TO THE NEW YORK TIMES: AN OPEN LETTER TO THE ETHICIST
I wish I could thank Kwame Anthony Appiah for setting the multiracial movement back over fifty years, but I can’t. He is “the ethicist” for the NY Times and wrote a column this week titled “How Should I think about Race when Considering a Sperm Donor?” Basically, it is about a White, Jewish woman who is considering sperm donation and cannot decide if it matters that the father could be a donor of color.
First, Appiah manages to turn the donor of color into a black father. The baby’s father could be Hispanic, Hawaiian, Native American, or a thousand other combinations. But no, Appiah turns this baby black. I wonder if he has some type of race-meter that lets him know who is what racially.

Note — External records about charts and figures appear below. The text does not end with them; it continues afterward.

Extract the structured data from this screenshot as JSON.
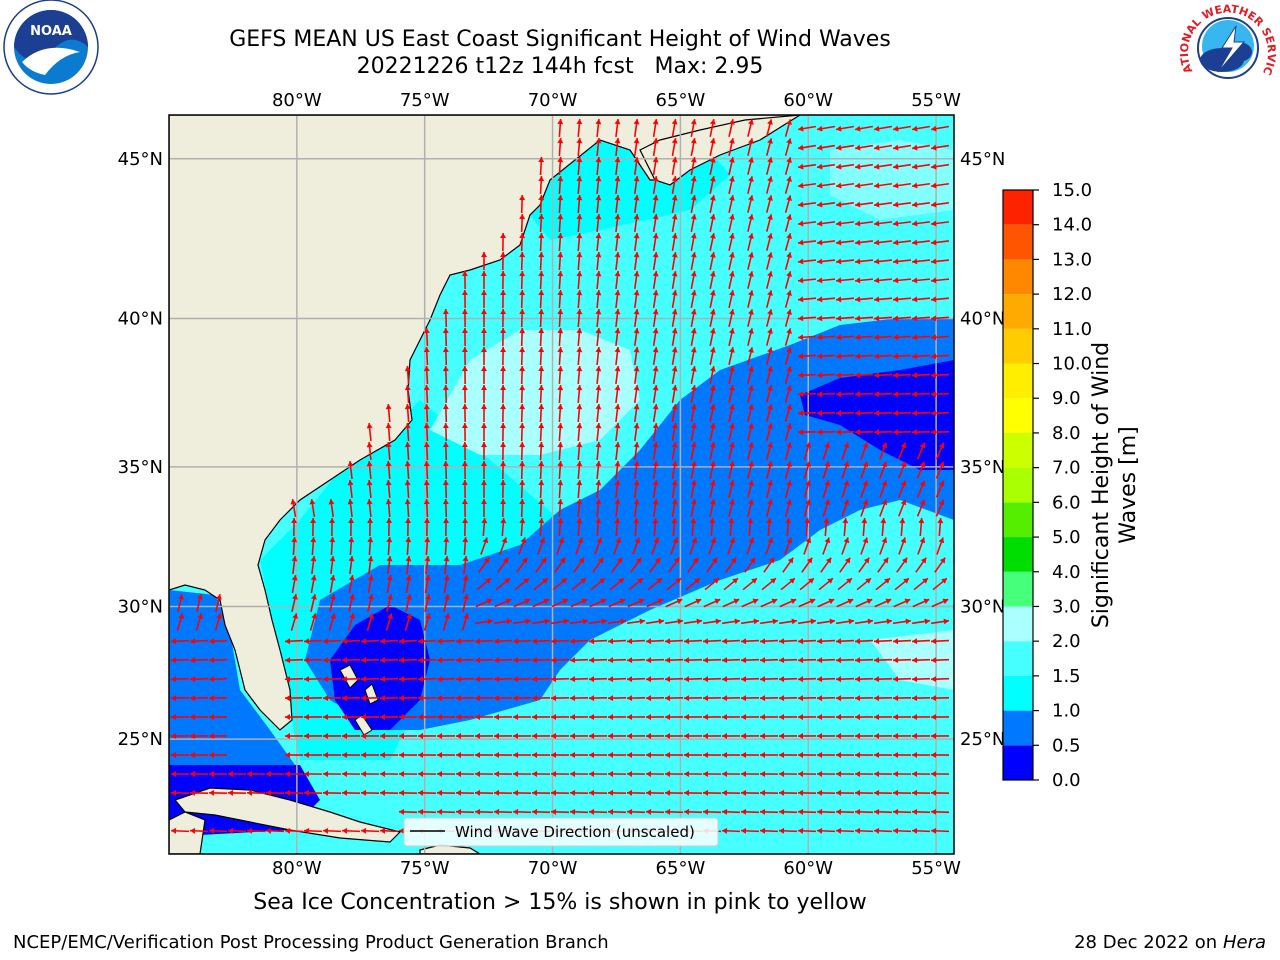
{
  "header": {
    "title": "GEFS MEAN US East Coast Significant Height of Wind Waves",
    "subtitle": "20221226 t12z 144h fcst   Max: 2.95",
    "left_logo": {
      "icon": "noaa-logo-icon",
      "text": "NOAA"
    },
    "right_logo": {
      "icon": "nws-logo-icon",
      "text": "NATIONAL WEATHER SERVICE"
    }
  },
  "map": {
    "lon_ticks": [
      "80°W",
      "75°W",
      "70°W",
      "65°W",
      "60°W",
      "55°W"
    ],
    "lat_ticks": [
      "45°N",
      "40°N",
      "35°N",
      "30°N",
      "25°N"
    ],
    "lon_values": [
      -80,
      -75,
      -70,
      -65,
      -60,
      -55
    ],
    "lat_values": [
      45,
      40,
      35,
      30,
      25
    ],
    "extent": {
      "lon": [
        -85,
        -54.3
      ],
      "lat": [
        20.5,
        46.3
      ]
    },
    "legend_label": "Wind Wave Direction (unscaled)",
    "arrow_color": "#ff0000",
    "land_color": "#efeedc"
  },
  "colorbar": {
    "label": "Significant Height of Wind Waves [m]",
    "levels": [
      "0.0",
      "0.5",
      "1.0",
      "1.5",
      "2.0",
      "3.0",
      "4.0",
      "5.0",
      "6.0",
      "7.0",
      "8.0",
      "9.0",
      "10.0",
      "11.0",
      "12.0",
      "13.0",
      "14.0",
      "15.0"
    ],
    "colors": [
      "#0000ff",
      "#0078ff",
      "#00ffff",
      "#46ffff",
      "#aaffff",
      "#46ff7a",
      "#00dd00",
      "#55ee00",
      "#aaff00",
      "#ccff00",
      "#ffff00",
      "#ffee00",
      "#ffcc00",
      "#ffaa00",
      "#ff8800",
      "#ff5500",
      "#ff2200"
    ]
  },
  "bottom_note": "Sea Ice Concentration > 15% is shown in pink to yellow",
  "footer": {
    "left": "NCEP/EMC/Verification Post Processing Product Generation Branch",
    "date": "28 Dec 2022 on",
    "host": "Hera"
  }
}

Then he gives this woman two choices: raise the child as African American or let it pass as white. What?! What happened to letting the child be raised as biracial or multiracial? It is, after all, the largest growing population in the United States, according to the Census Bureau. In fact, it took us about fifty years to get the Census Bureau to accommodate people of more than one race on their forms and just as long for the Office of Management and Budget to accept us.
Of course the child will need to be taught about their entire heritage and we don’t need Appiah to remind us of that. The multiracial community has plenty of families that celebrate their wholeness, and are not torn apart by the old one-drop rule that says a person with any Black ancestry makes you Black. Are we trying to forget about black slavery but not about the mulatto people of slavery? Shame on you.
Appiah decrees that if you “look black” you must self-identify racially as Black, which just is not how it always turns out. I doubt if he has many friends who identify as biracial or multiracial. In the only example he could find, he reminds us that Barack Obama had a White mother and was raised by his White grandparents and he “turned out OK.” Sigh.
I think this mother would probably do best with a child her own race and Kwame Appiah should stop giving advice to interracial families.
Susan Graham is president of Project RACE, the national organization for multiracial children and adults. She is the author of Born Biracial: How One Mother Took on Race in America.